Why optimal transport matrix is not used?

octavian-ganea / equidock_public

EquiDock: geometric deep learning for fast rigid 3D protein-protein docking

MIT License

231 stars 58 forks source link

Why optimal transport matrix is not used? #13

Open ratthachat opened 2 years ago

ratthachat commented 2 years ago

Hi, thanks for the great work!! I have a question regarding the following point in the paper:

On p.7 it is stated that:

we unfortunately do not know the actual alignment between points in $Y_l$ and $P_l$ , for every $l ∈ {1, 2}$. This can be recovered using an additional optimal transport loss

However, in the code here : https://github.com/octavian-ganea/equidock_public/blob/main/src/train.py#L128 The optimal transport matrix (the 2nd returned variable) is ignored:

ot_dist, _ = compute_ot_emd(cost_mat_ligand + cost_mat_receptor, args['device'])

In my understanding, the matrix should be used to recovered the alignment.
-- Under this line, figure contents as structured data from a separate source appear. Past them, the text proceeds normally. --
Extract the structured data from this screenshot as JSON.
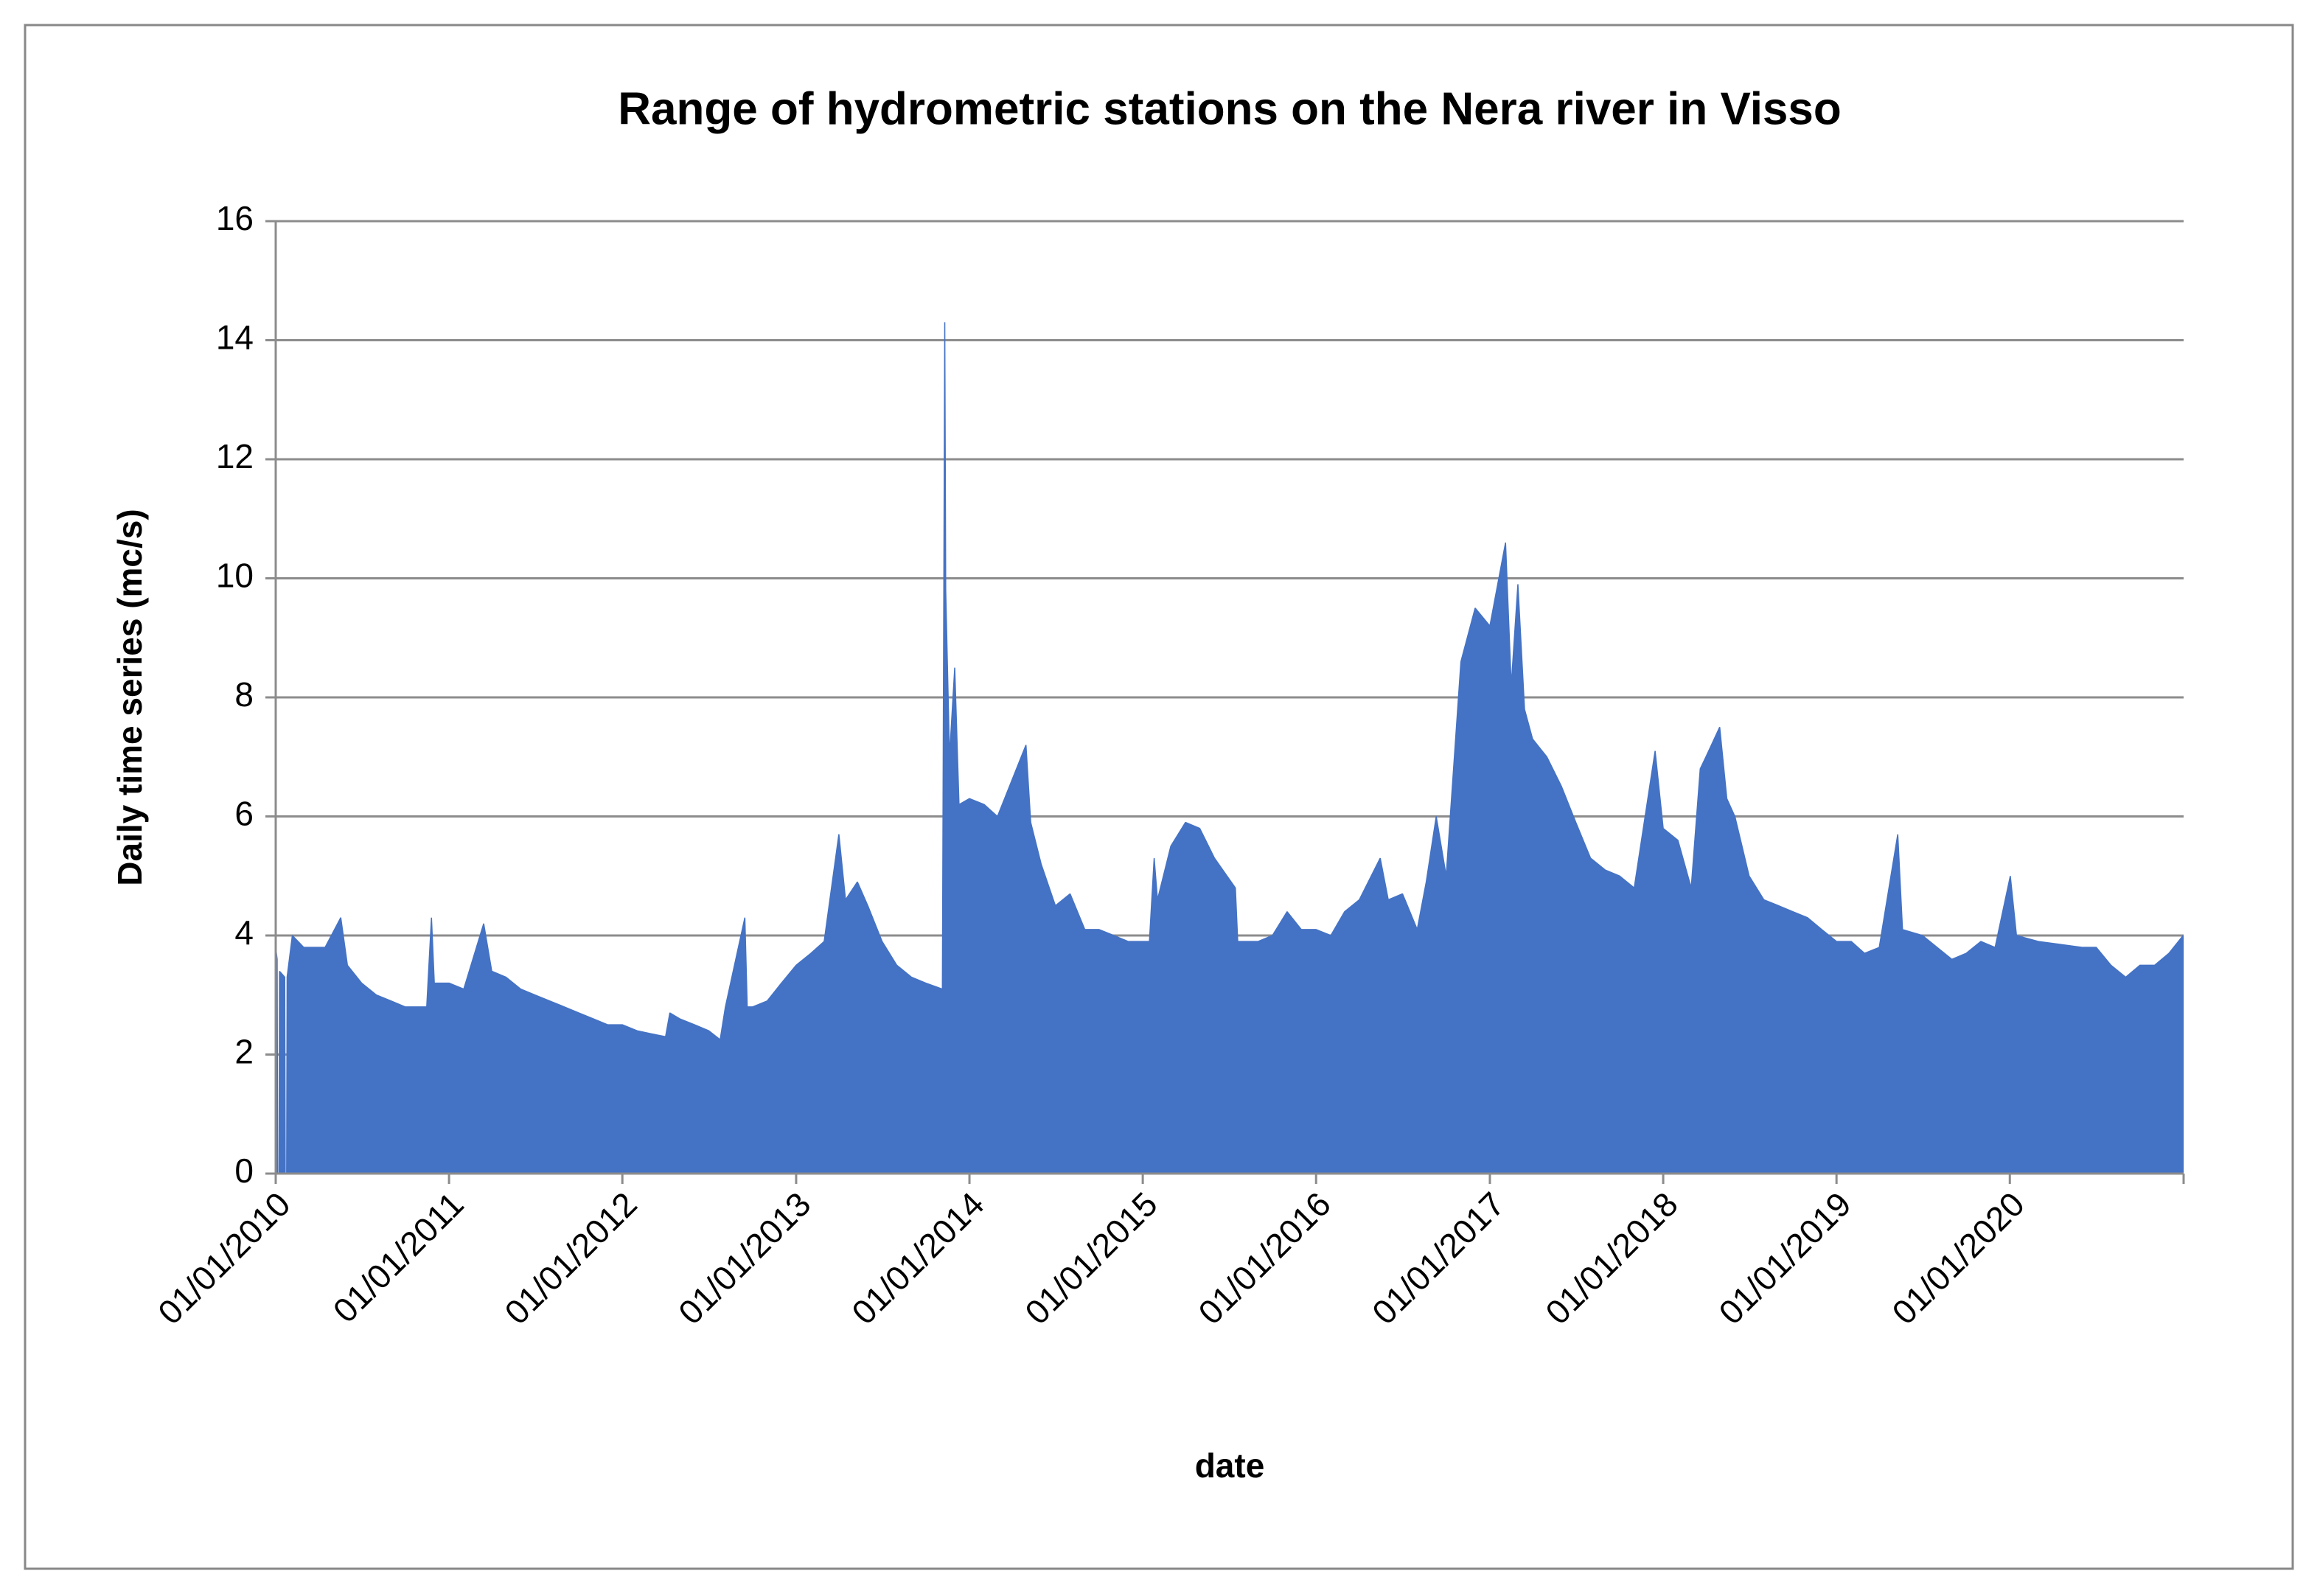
{
  "chart_data": {
    "type": "area",
    "title": "Range of hydrometric stations on the Nera river in Visso",
    "xlabel": "date",
    "ylabel": "Daily time series (mc/s)",
    "color": "#4472c4",
    "grid": true,
    "xlim": [
      "01/01/2010",
      "01/01/2021"
    ],
    "xticks": [
      "01/01/2010",
      "01/01/2011",
      "01/01/2012",
      "01/01/2013",
      "01/01/2014",
      "01/01/2015",
      "01/01/2016",
      "01/01/2017",
      "01/01/2018",
      "01/01/2019",
      "01/01/2020"
    ],
    "ylim": [
      0,
      16
    ],
    "yticks": [
      0,
      2,
      4,
      6,
      8,
      10,
      12,
      14,
      16
    ],
    "x": [
      "01/01/2010",
      "04/01/2010",
      "05/01/2010",
      "08/01/2010",
      "09/01/2010",
      "20/01/2010",
      "21/01/2010",
      "24/01/2010",
      "25/01/2010",
      "05/02/2010",
      "01/03/2010",
      "15/04/2010",
      "18/05/2010",
      "01/06/2010",
      "01/07/2010",
      "01/08/2010",
      "01/09/2010",
      "01/10/2010",
      "15/11/2010",
      "25/11/2010",
      "01/12/2010",
      "01/01/2011",
      "01/02/2011",
      "15/03/2011",
      "01/04/2011",
      "01/05/2011",
      "01/06/2011",
      "01/07/2011",
      "01/08/2011",
      "01/09/2011",
      "01/10/2011",
      "01/11/2011",
      "01/12/2011",
      "01/01/2012",
      "01/02/2012",
      "01/03/2012",
      "01/04/2012",
      "10/04/2012",
      "01/05/2012",
      "01/06/2012",
      "01/07/2012",
      "25/07/2012",
      "05/08/2012",
      "15/09/2012",
      "20/09/2012",
      "01/10/2012",
      "01/11/2012",
      "01/12/2012",
      "01/01/2013",
      "01/02/2013",
      "01/03/2013",
      "01/04/2013",
      "15/04/2013",
      "10/05/2013",
      "01/06/2013",
      "01/07/2013",
      "01/08/2013",
      "01/09/2013",
      "01/10/2013",
      "05/11/2013",
      "10/11/2013",
      "12/11/2013",
      "20/11/2013",
      "01/12/2013",
      "10/12/2013",
      "01/01/2014",
      "01/02/2014",
      "01/03/2014",
      "30/04/2014",
      "10/05/2014",
      "01/06/2014",
      "01/07/2014",
      "01/08/2014",
      "01/09/2014",
      "01/10/2014",
      "01/11/2014",
      "01/12/2014",
      "15/01/2015",
      "25/01/2015",
      "01/02/2015",
      "01/03/2015",
      "01/04/2015",
      "01/05/2015",
      "01/06/2015",
      "15/07/2015",
      "20/07/2015",
      "01/09/2015",
      "01/10/2015",
      "01/11/2015",
      "01/12/2015",
      "01/01/2016",
      "01/02/2016",
      "01/03/2016",
      "01/04/2016",
      "15/05/2016",
      "01/06/2016",
      "01/07/2016",
      "01/08/2016",
      "20/08/2016",
      "10/09/2016",
      "01/10/2016",
      "01/11/2016",
      "01/12/2016",
      "01/01/2017",
      "03/02/2017",
      "15/02/2017",
      "01/03/2017",
      "15/03/2017",
      "01/04/2017",
      "01/05/2017",
      "01/06/2017",
      "01/07/2017",
      "01/08/2017",
      "01/09/2017",
      "01/10/2017",
      "01/11/2017",
      "15/12/2017",
      "01/01/2018",
      "01/02/2018",
      "01/03/2018",
      "20/03/2018",
      "01/04/2018",
      "30/04/2018",
      "15/05/2018",
      "01/06/2018",
      "01/07/2018",
      "01/08/2018",
      "01/09/2018",
      "01/10/2018",
      "01/11/2018",
      "01/12/2018",
      "01/01/2019",
      "01/02/2019",
      "01/03/2019",
      "01/04/2019",
      "10/05/2019",
      "20/05/2019",
      "01/07/2019",
      "01/08/2019",
      "01/09/2019",
      "01/10/2019",
      "01/11/2019",
      "01/12/2019",
      "02/01/2020",
      "15/01/2020",
      "01/03/2020",
      "01/06/2020",
      "01/07/2020",
      "01/08/2020",
      "01/09/2020",
      "01/10/2020",
      "01/11/2020",
      "01/12/2020",
      "31/12/2020"
    ],
    "values": [
      3.8,
      3.6,
      0,
      0,
      3.4,
      3.3,
      0,
      0,
      3.3,
      4.0,
      3.8,
      3.8,
      4.3,
      3.5,
      3.2,
      3.0,
      2.9,
      2.8,
      2.8,
      4.3,
      3.2,
      3.2,
      3.1,
      4.2,
      3.4,
      3.3,
      3.1,
      3.0,
      2.9,
      2.8,
      2.7,
      2.6,
      2.5,
      2.5,
      2.4,
      2.35,
      2.3,
      2.7,
      2.6,
      2.5,
      2.4,
      2.25,
      2.8,
      4.3,
      2.8,
      2.8,
      2.9,
      3.2,
      3.5,
      3.7,
      3.9,
      5.7,
      4.6,
      4.9,
      4.5,
      3.9,
      3.5,
      3.3,
      3.2,
      3.1,
      14.3,
      9.8,
      7.0,
      8.5,
      6.2,
      6.3,
      6.2,
      6.0,
      7.2,
      5.9,
      5.2,
      4.5,
      4.7,
      4.1,
      4.1,
      4.0,
      3.9,
      3.9,
      5.3,
      4.6,
      5.5,
      5.9,
      5.8,
      5.3,
      4.8,
      3.9,
      3.9,
      4.0,
      4.4,
      4.1,
      4.1,
      4.0,
      4.4,
      4.6,
      5.3,
      4.6,
      4.7,
      4.1,
      4.9,
      6.0,
      5.0,
      8.6,
      9.5,
      9.2,
      10.6,
      8.2,
      9.9,
      7.8,
      7.3,
      7.0,
      6.5,
      5.9,
      5.3,
      5.1,
      5.0,
      4.8,
      7.1,
      5.8,
      5.6,
      4.8,
      6.8,
      7.0,
      7.5,
      6.3,
      6.0,
      5.0,
      4.6,
      4.5,
      4.4,
      4.3,
      4.1,
      3.9,
      3.9,
      3.7,
      3.8,
      5.7,
      4.1,
      4.0,
      3.8,
      3.6,
      3.7,
      3.9,
      3.8,
      5.0,
      4.0,
      3.9,
      3.8,
      3.8,
      3.5,
      3.3,
      3.5,
      3.5,
      3.7,
      4.0
    ]
  }
}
So I am now confused how the points alignment can be recovered without this optimal transport matrix?

Thank you so much again!

ratthachat commented 2 years ago

@HannesStark I know you are not the author of this paper, but our team is planning to read your EquiBind work so that we have to understand EquiDock first.

Considering the sad news of Octavian, we are not sure who can answer this question, could you please help us to clarify this point?

HannesStark commented 2 years ago

Hi! The OT matrix was used in computing the returned ot_dist. The model then receives the ot_dist as additional loss and is "encouraged" to decrease it by producing keypoints that closely match the pocket points.

ratthachat commented 2 years ago

Hi Hannes, thanks so much for your kind & quick response! Please allow me to discuss this point further.

As far as our team understand, by using ot_dist as loss only, the keypoints are encouraged to match pocket points as a set, but no one-to-one correspondence between each set. (except if we use ot_matrix explicitly to specify one-to-one correspondence)

Since Kabsch algorithm seems to assume perfect-aligned points (i.e. one-to-one correspondence between two sets), I still not quite clear that ot_loss alone is enough for Kabsch ?

HannesStark commented 2 years ago

Hey!

I am not sure how a one-to-tone correspondence between Keypoints and pocketpoints could be possible considering that the sets have different cardinality. This is the reason why the ot formulation is used.
The ot loss indeed encourages keypoints to be similar to pocket points.
The kabsch algorithm is used to align protein keypoints with ligand keypoints. These are of the same cardinality, but their one-to-one correspondence is not enforced. There is only a soft correspondence between the keypoints coming from the ot_loss that is taken to the same set of pocket points.